One thing you can say for Trump is that he’s cooperating in creating a nice contrast to the Democrats. For example, he’s on the wrong side of the student debt issue:

As student debt continues to climb, President Donald Trump on Monday released a budget for 2021 that would slash many of the programs aimed at helping borrowers.

Student loan spending would be cut by $170 billion in Trump’s plan, titled “A Budget for America’s Future.” The reductions include “sensible annual and lifetime loan limits” for graduate students and parents and the end to subsidized loans, in which the government covers the interest for borrowers who are still in school or experiencing economic hardship.

It would also reduce the number of repayment options for borrowers and nix the popular, if challenged, public service loan forgiveness program.

Then there’s the social safety net:

Warnings that Trump has Social Security and Medicare in his crosshairs intensified last month when the president told CNBC in an interview at Davos that he is “going to look” at slashing Medicare and Social Security should he win reelection in 2020.

After 2020 Democrats and others seized upon Trump’s comments as further evidence that his 2016 campaign vow to protect Social Security and Medicare was a lie, the president has since claimed he is attempting to “save” the programs.

“We will not be touching your Social Security or Medicare in Fiscal 2021 Budget,” Trump tweeted Saturday. “Only the Democrats will destroy them by destroying our Country’s greatest ever Economy!”

But, of course, the president’s budget backs up his original statement in Davos.

Just two days after vowing the White House “will not be touching your Social Security or Medicare” in its budget proposal for fiscal year 2021, President Donald Trump on Monday is expected to unveil a $4.8 trillion blueprint that includes hundreds of billions in combined cuts to those programs over the next decade, deep reductions in safety-net spending, and a major increase in Pentagon funding.

Now, it would be wrong to suppose that Democrats or the youth vote are pro-drug dealer, but they’re definitely anti-drug war. They’re definitely moving toward the decriminalization if not outright legalization of marijuana.
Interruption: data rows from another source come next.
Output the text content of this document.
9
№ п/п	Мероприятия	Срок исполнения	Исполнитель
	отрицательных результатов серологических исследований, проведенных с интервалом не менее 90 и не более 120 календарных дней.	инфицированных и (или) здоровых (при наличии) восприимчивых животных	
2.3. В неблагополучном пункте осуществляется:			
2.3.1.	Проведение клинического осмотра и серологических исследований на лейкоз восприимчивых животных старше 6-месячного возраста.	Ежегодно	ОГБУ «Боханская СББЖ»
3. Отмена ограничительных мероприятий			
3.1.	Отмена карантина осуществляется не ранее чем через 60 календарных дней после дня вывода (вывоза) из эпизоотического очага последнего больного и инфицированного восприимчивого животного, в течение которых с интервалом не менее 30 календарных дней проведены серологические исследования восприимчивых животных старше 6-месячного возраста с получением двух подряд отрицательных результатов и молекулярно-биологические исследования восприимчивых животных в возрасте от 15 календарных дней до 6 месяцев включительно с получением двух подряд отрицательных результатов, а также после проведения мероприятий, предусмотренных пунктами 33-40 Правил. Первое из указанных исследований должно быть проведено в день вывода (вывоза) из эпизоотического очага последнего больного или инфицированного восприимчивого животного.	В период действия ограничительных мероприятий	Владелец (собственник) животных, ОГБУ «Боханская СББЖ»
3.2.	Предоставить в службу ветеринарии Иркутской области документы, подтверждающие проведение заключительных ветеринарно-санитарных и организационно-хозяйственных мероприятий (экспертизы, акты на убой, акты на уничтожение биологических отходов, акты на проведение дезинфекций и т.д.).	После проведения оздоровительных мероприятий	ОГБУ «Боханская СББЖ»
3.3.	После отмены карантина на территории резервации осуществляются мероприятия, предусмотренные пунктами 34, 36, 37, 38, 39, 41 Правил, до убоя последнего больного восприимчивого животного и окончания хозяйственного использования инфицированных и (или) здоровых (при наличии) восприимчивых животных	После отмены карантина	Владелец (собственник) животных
So, I’m not sure Trump is making the right move with this:

Just days after his Super Bowl ad and State of the Union speech highlighted his support for legislation that makes a modest effort to reduce prison sentences at the federal level, Trump on Monday said the best way to further reduce the quantity of fentanyl in the US is to follow China’s lead.

“States with a very powerful death penalty on drug dealers don’t have a drug problem,” Trump said during a White House event with governors. “I don’t know that our country is ready for that, but if you look throughout the world, the countries with a powerful death penalty — death penalty — with a fair but quick trial, they have very little if any drug problem. That includes China.”

It seems like a toothless effort to sound like he cares about the opioid epidemic, which would be nice if it were true. Of course, it is not true, but he does talk about the issue a lot more than the Democrats do. I’m just not sure he’ll get that much mileage out of his idea to turn America into Rodrigo Duterte’s Philippines.

Whether the idea is to win over old or young voters, Trump seems to be shooting himself in the feet with these moves. I guess we can thank him for that.